Credit bundles. Users purchase a block of credits that are consumed by AI feature usage. Credits reset monthly or carry over. This model provides the cost predictability of subscriptions for users while maintaining a closer alignment between revenue and cost than pure subscriptions. It is the most common model for AI-heavy products because it balances user experience against economic sustainability.

AI tiers. Different subscription tiers include different AI feature access — lower tiers get limited AI (lower usage caps, less capable models), higher tiers get full AI access. This model segments users by willingness to pay for AI capability and allows the product to capture value from power users who need high-volume AI access. It works best when AI capability is a genuine differentiator between tiers, not a feature that users feel entitled to at all tiers.

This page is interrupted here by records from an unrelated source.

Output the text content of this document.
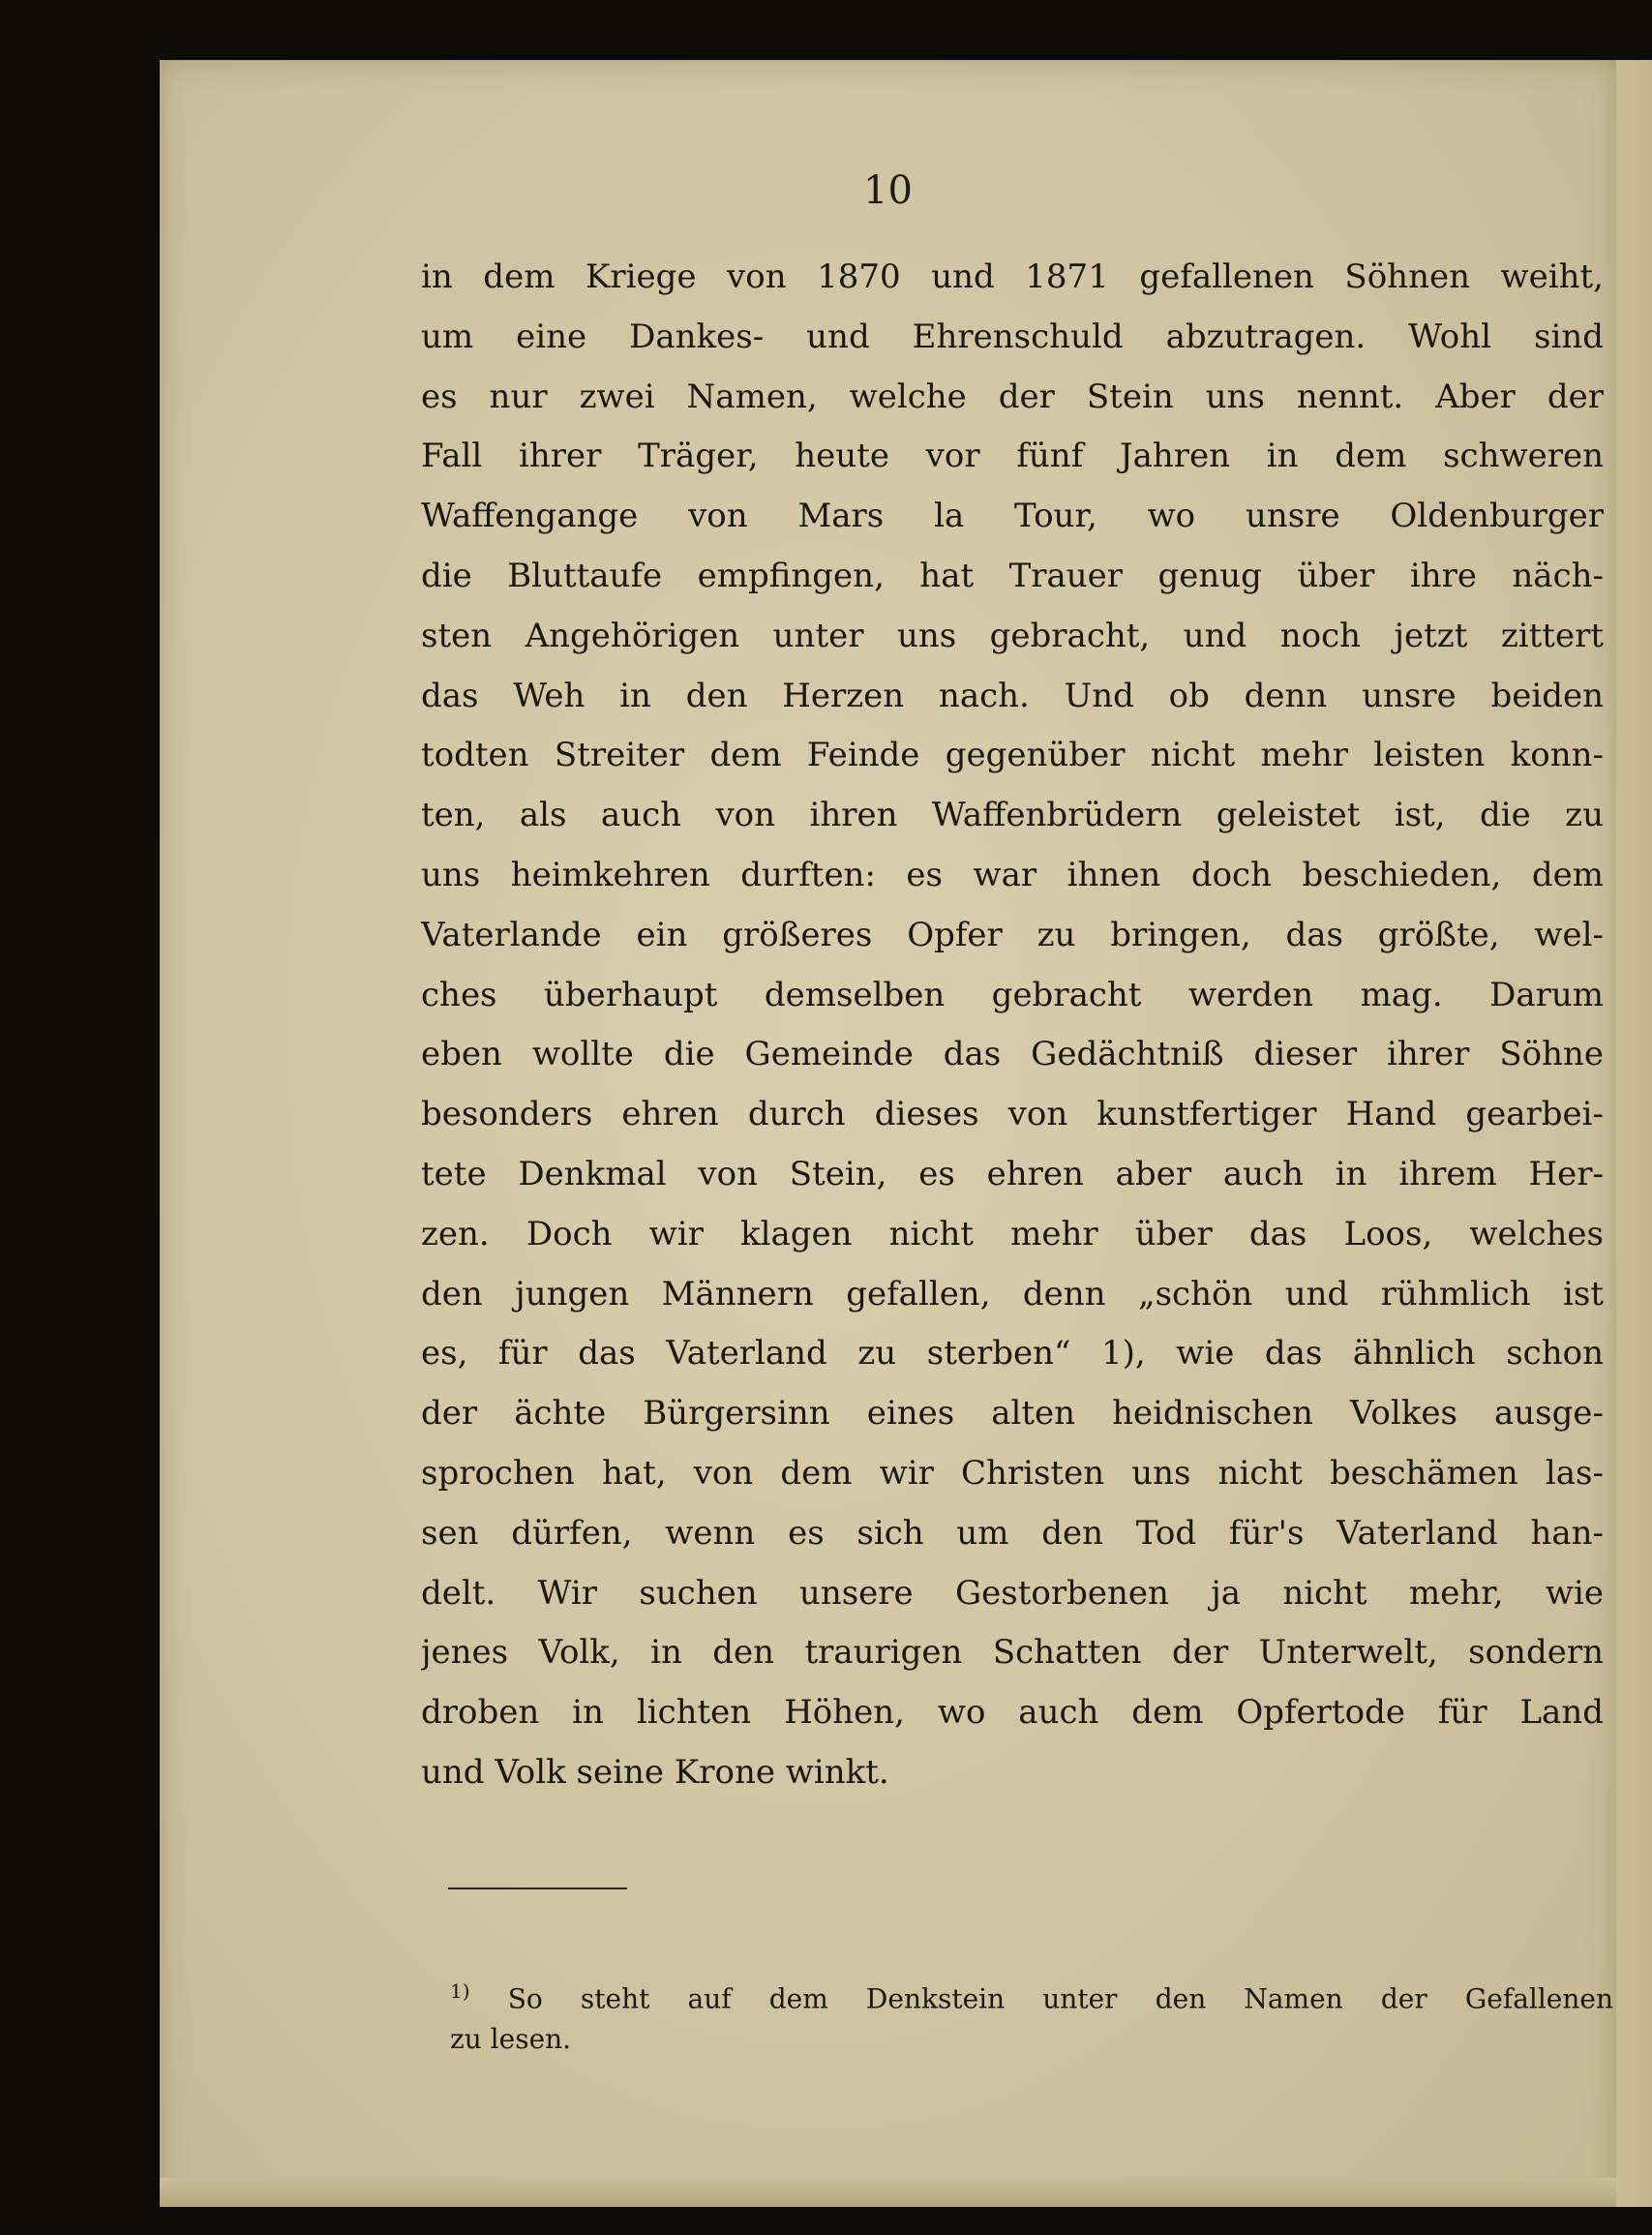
10
in dem Kriege von 1870 und 1871 gefallenen Söhnen weiht,
um eine Dankes- und Ehrenschuld abzutragen. Wohl sind
es nur zwei Namen, welche der Stein uns nennt. Aber der
Fall ihrer Träger, heute vor fünf Jahren in dem schweren
Waffengange von Mars la Tour, wo unsre Oldenburger
die Bluttaufe empfingen, hat Trauer genug über ihre näch-
sten Angehörigen unter uns gebracht, und noch jetzt zittert
das Weh in den Herzen nach. Und ob denn unsre beiden
todten Streiter dem Feinde gegenüber nicht mehr leisten konn-
ten, als auch von ihren Waffenbrüdern geleistet ist, die zu
uns heimkehren durften: es war ihnen doch beschieden, dem
Vaterlande ein größeres Opfer zu bringen, das größte, wel-
ches überhaupt demselben gebracht werden mag. Darum
eben wollte die Gemeinde das Gedächtniß dieser ihrer Söhne
besonders ehren durch dieses von kunstfertiger Hand gearbei-
tete Denkmal von Stein, es ehren aber auch in ihrem Her-
zen. Doch wir klagen nicht mehr über das Loos, welches
den jungen Männern gefallen, denn „schön und rühmlich ist
es, für das Vaterland zu sterben“ 1), wie das ähnlich schon
der ächte Bürgersinn eines alten heidnischen Volkes ausge-
sprochen hat, von dem wir Christen uns nicht beschämen las-
sen dürfen, wenn es sich um den Tod für's Vaterland han-
delt. Wir suchen unsere Gestorbenen ja nicht mehr, wie
jenes Volk, in den traurigen Schatten der Unterwelt, sondern
droben in lichten Höhen, wo auch dem Opfertode für Land
und Volk seine Krone winkt.
$^{1)}$ So steht auf dem Denkstein unter den Namen der Gefallenen
zu lesen.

31.3 Calculating Unit Economics

Before choosing a pricing model, calculate the unit economics of the AI feature.

Step 1: Measure cost per AI feature use. For LLM-based features: average input token count × input token price + average output token count × output token price + any embedding or retrieval costs. Do this measurement on a representative sample of real user inputs, not on an idealized example.

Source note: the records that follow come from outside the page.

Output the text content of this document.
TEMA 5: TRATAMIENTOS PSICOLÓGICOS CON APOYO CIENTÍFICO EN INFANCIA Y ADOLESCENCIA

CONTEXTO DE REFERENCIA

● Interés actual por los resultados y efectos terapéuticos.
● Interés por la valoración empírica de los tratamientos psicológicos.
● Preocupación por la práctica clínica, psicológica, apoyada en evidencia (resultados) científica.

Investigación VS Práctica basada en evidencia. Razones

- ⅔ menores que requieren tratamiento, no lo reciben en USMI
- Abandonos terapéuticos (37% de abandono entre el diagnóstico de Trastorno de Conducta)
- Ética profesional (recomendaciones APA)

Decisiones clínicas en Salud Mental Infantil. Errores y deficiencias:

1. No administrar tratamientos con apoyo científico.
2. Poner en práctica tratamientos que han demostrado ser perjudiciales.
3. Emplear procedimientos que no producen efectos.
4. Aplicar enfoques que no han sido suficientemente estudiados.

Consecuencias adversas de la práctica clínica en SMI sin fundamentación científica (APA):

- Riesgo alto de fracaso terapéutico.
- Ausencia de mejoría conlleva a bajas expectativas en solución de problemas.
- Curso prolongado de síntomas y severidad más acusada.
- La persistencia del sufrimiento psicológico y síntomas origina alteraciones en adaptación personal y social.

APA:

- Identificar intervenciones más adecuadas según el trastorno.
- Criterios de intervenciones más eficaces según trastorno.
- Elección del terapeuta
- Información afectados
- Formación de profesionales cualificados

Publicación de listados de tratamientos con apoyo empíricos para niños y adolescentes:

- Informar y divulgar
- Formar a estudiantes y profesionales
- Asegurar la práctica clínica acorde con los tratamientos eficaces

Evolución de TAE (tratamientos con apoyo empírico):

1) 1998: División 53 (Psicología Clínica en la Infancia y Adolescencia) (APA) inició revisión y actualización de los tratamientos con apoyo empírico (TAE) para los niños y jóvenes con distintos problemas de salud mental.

Step 2: Measure usage frequency distribution. What is the distribution of usage across users — median, 75th percentile, 90th percentile, 99th percentile? The distribution matters more than the average for pricing decisions, because high-volume tail users drive cost.

Step 3: Calculate cost at different pricing models. For subscription inclusion: what is the average monthly AI feature cost per user? What is it at the 90th percentile? At what point does the feature become uneconomic at the planned subscription price? For usage-based: what usage volume would a user need to justify the premium? Is that volume realistic for the target customer?

Step 4: Model the impact of improvement. AI inference costs decline over time as models improve and competition increases. A pricing model that is uneconomic today may be economic in 12 months. Include this trajectory in the analysis, but do not make pricing decisions based on projected cost reductions that have not materialized.

31.4 Packaging Decisions

Pricing is how you charge; packaging is what you charge for. Packaging decisions affect both monetization and user behavior.

Granularity of the AI unit. Is the chargeable unit a query, a document processed, an inference call, a session? The choice affects user behavior. Per-query pricing discourages exploratory use. Per-document pricing discourages processing large corpora. Choose the unit that aligns with how users think about value.

Bundle vs. à la carte. Bundling multiple AI features into a single tier simplifies the pricing story and increases perceived value. À la carte pricing allows precise capture of willingness to pay for each feature but creates complexity. Bundling is almost always the right choice for early-stage AI features.

Free tier design. If the product has a free tier, decide what AI access free users get. Options: no AI access (maximum monetization incentive, maximum adoption friction); limited AI access with a monthly cap (balances adoption and cost); AI access with clear quality differentiation (free tier gets a less capable model, paid tier gets the full model). The third option is viable when model quality differences are perceptible to users; it is not viable when users cannot tell the difference.

Enterprise pricing. Enterprise customers with high AI usage volumes require custom pricing negotiations. Build the capability for custom usage limits and enterprise-specific pricing from the product architecture — volume caps that are hardcoded rather than configurable will create implementation debt when the first enterprise deal requires negotiated terms.

Pricing and packaging decisions made at launch are hard to change without affecting existing customers. Invest in the analysis before launch rather than inheriting a model that requires a painful migration.